While MCESA does not yet have systematic evidence of the effects of peer evaluation on teacher performance, peer 
evaluators, building administrators, and field specialists all report some early positive impacts on both building 
administrators and teachers. 

With respect to teachers, anecdotal evidence suggests that: 

• Peer evaluators have been able to provide content-specific professional development in districts or schools where this 
had been rare in the past, due to limited school or district resources. 

• Feedback from a credible content expert encourages teachers to seek out assistance from teaching peers and coaches 
at their schools. 

• Feedback and coaching have helped teachers improve specific aspects of their instruction. Peer evaluators and 
building administrators recognized improvements in practice between the initial observation cycle and later cycles. 

• Feedback and coaching from peer evaluators, coupled with the observation rubric, provides a roadmap for new 
teachers to get up to speed. 

• Peer evaluation, in conjunction with the more rigorous evaluation rubric, has encouraged some low-performing 
teachers, and teachers who do not want to change their practice, to leave the TIF districts. 

• In some cases, the peer evaluator’s additional evidence and support provided made it easier to dismiss teachers for 
poor instruction. 

Of course, peer evaluation does not always lead to practice improvements. Peer evaluators acknowledge that some 
teachers remain resistant to feedback, and some building-level administrators are hesitant about peer evaluators 
providing teacher professional development in their schools. 

Because Maricopa County’s TIF districts implemented a more rigorous evaluation rubric as well as peer evaluation, 
many of the effects on teachers cannot be attributed to peer evaluation alone. But it does appear that peer evaluation 
has facilitated the implementation of a more rigorous evaluation process. Not only do peer evaluators allow a greater 
number of observations to be done, they may influence building administrators to be more rigorous. Peer evaluators 
also provide the coaching and content-specific professional development that gives teachers the skills to improve. 
Having the resources available to improve performance where needed has also likely increased teachers’ acceptance of 
the more rigorous evaluation process. 

For building administrators, positive impacts include: 

• Allowing the building administrators to complete the required number of observations without overburdening 
them. Principals have had additional time to get into classrooms and do informal observations, walk-throughs, and 
coaching. 

• Peer evaluators have helped school administrators improve school-based professional development, especially 
in smaller schools and districts, by helping to plan and conduct professional development at schools as well as 
providing content-specific professional development to individual teachers. 

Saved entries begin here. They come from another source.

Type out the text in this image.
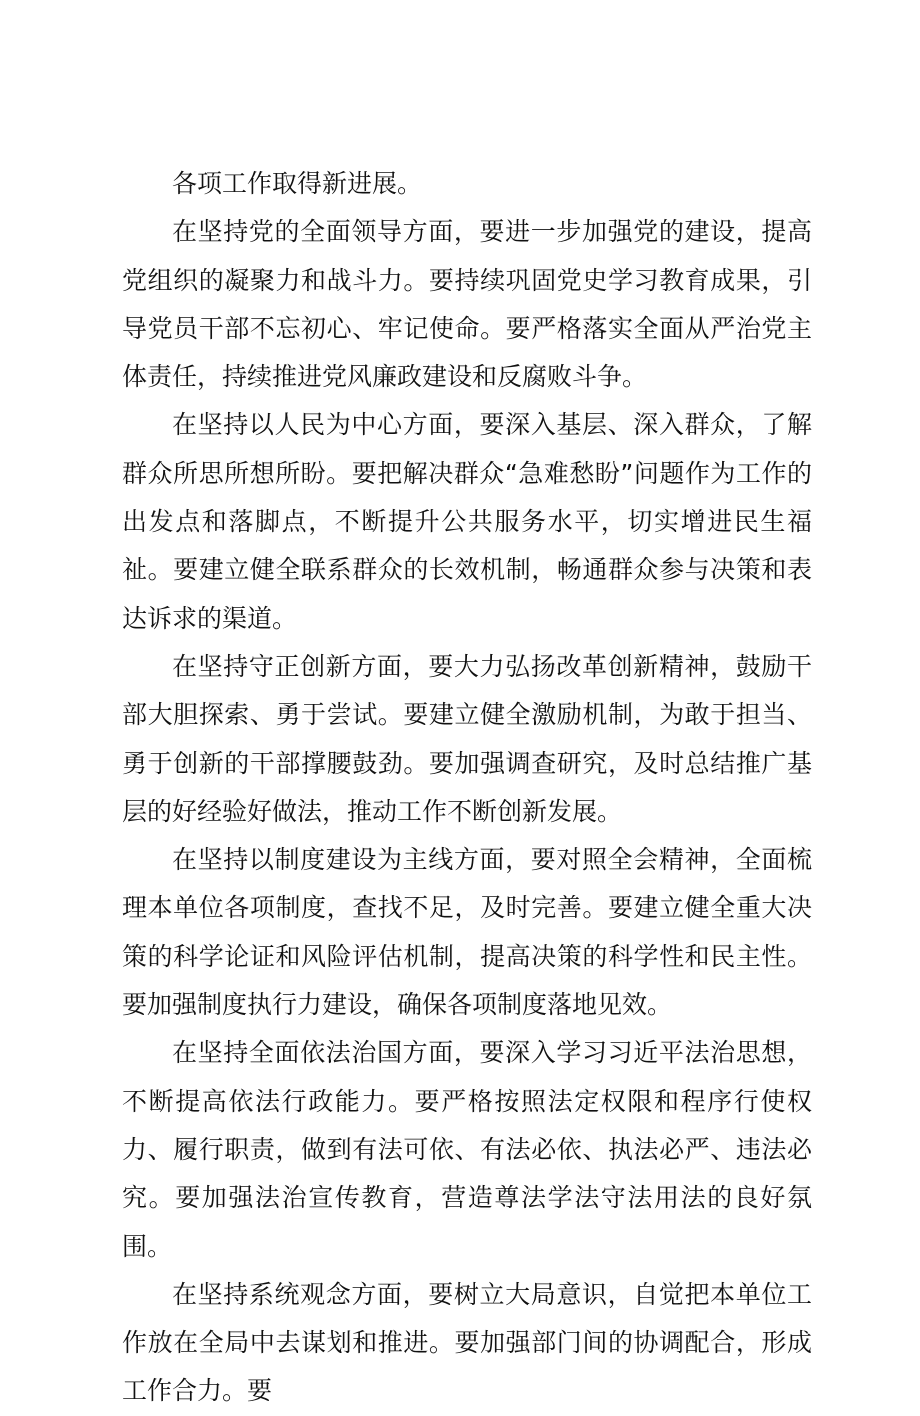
各项工作取得新进展。

在坚持党的全面领导方面，要进一步加强党的建设，提高党组织的凝聚力和战斗力。要持续巩固党史学习教育成果，引导党员干部不忘初心、牢记使命。要严格落实全面从严治党主体责任，持续推进党风廉政建设和反腐败斗争。

在坚持以人民为中心方面，要深入基层、深入群众，了解群众所思所想所盼。要把解决群众“急难愁盼”问题作为工作的出发点和落脚点，不断提升公共服务水平，切实增进民生福祉。要建立健全联系群众的长效机制，畅通群众参与决策和表达诉求的渠道。

在坚持守正创新方面，要大力弘扬改革创新精神，鼓励干部大胆探索、勇于尝试。要建立健全激励机制，为敢于担当、勇于创新的干部撑腰鼓劲。要加强调查研究，及时总结推广基层的好经验好做法，推动工作不断创新发展。

在坚持以制度建设为主线方面，要对照全会精神，全面梳理本单位各项制度，查找不足，及时完善。要建立健全重大决策的科学论证和风险评估机制，提高决策的科学性和民主性。要加强制度执行力建设，确保各项制度落地见效。

在坚持全面依法治国方面，要深入学习习近平法治思想，不断提高依法行政能力。要严格按照法定权限和程序行使权力、履行职责，做到有法可依、有法必依、执法必严、违法必究。要加强法治宣传教育，营造尊法学法守法用法的良好氛围。

在坚持系统观念方面，要树立大局意识，自觉把本单位工作放在全局中去谋划和推进。要加强部门间的协调配合，形成工作合力。要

• Co-observation with peer evaluators and interacting with them around the evidence for ratings has encouraged 
building administrators to improve their feedback and instructional leadership skills. 

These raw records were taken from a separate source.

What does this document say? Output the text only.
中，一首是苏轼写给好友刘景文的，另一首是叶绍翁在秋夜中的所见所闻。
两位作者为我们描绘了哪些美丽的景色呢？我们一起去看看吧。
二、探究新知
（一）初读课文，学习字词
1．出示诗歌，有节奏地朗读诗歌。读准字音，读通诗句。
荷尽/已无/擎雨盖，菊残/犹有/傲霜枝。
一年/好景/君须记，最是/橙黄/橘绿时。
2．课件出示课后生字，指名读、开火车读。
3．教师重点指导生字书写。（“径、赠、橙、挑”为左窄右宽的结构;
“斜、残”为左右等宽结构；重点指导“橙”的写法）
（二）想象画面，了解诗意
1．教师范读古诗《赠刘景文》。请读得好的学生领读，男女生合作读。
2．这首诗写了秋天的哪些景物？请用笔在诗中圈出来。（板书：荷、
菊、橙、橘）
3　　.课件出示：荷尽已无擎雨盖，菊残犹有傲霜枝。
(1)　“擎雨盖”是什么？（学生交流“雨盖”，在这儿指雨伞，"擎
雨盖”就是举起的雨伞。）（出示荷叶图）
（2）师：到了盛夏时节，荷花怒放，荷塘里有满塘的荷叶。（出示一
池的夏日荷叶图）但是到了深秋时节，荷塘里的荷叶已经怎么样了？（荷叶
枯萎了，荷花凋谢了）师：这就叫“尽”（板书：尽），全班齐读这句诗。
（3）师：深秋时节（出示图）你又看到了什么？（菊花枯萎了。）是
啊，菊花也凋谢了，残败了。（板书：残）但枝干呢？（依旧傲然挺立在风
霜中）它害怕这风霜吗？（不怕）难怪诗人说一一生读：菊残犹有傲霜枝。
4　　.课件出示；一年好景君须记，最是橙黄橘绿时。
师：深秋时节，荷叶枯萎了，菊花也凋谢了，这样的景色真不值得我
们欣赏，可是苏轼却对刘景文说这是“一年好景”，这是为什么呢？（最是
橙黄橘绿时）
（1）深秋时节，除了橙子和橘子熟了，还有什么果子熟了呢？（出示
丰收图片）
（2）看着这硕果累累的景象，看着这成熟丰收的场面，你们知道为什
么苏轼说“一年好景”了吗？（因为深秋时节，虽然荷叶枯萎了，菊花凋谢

TIF Paper Peer Evaluation of Teachers 


9 




• Conversations with the peer evaluators around evaluation ratings and the supporting evidence helped building 
administrators understand the rubric. Better understanding should lead to more consistency among raters and 
potentially higher inter-rater agreement. Initial analyses by the grantee’s evaluator showed that the average 
percentage of exact agreement in 2013 — 4 was 73 percent, and agreement within one level on the five-level Learning 
Observation Instrument rating scale was 97 percent. 

• Peer evaluators provide confirmation of building administrators’ observations by a content expert, which increases 
their confidence in their ability to use the rubric and identify more and less effective teaching. 

• Peer evaluation has made it easier for building administrators to work with low-performing teachers by providing 
someone with content expertise and from outside the building to confirm their observations. This sends the message 
to low-performing teachers that the reason for a low rating is low performance, not the principal’s bias against 

the teacher. 

Peer evaluation, coupled with evaluator training and holding building administrators accountable, could also have 
discouraged building administrators’ natural tendency toward rating leniency. Figure 1 below shows the distribution of 
practice ratings from the TIF 3 districts for the 2012-13 school year. 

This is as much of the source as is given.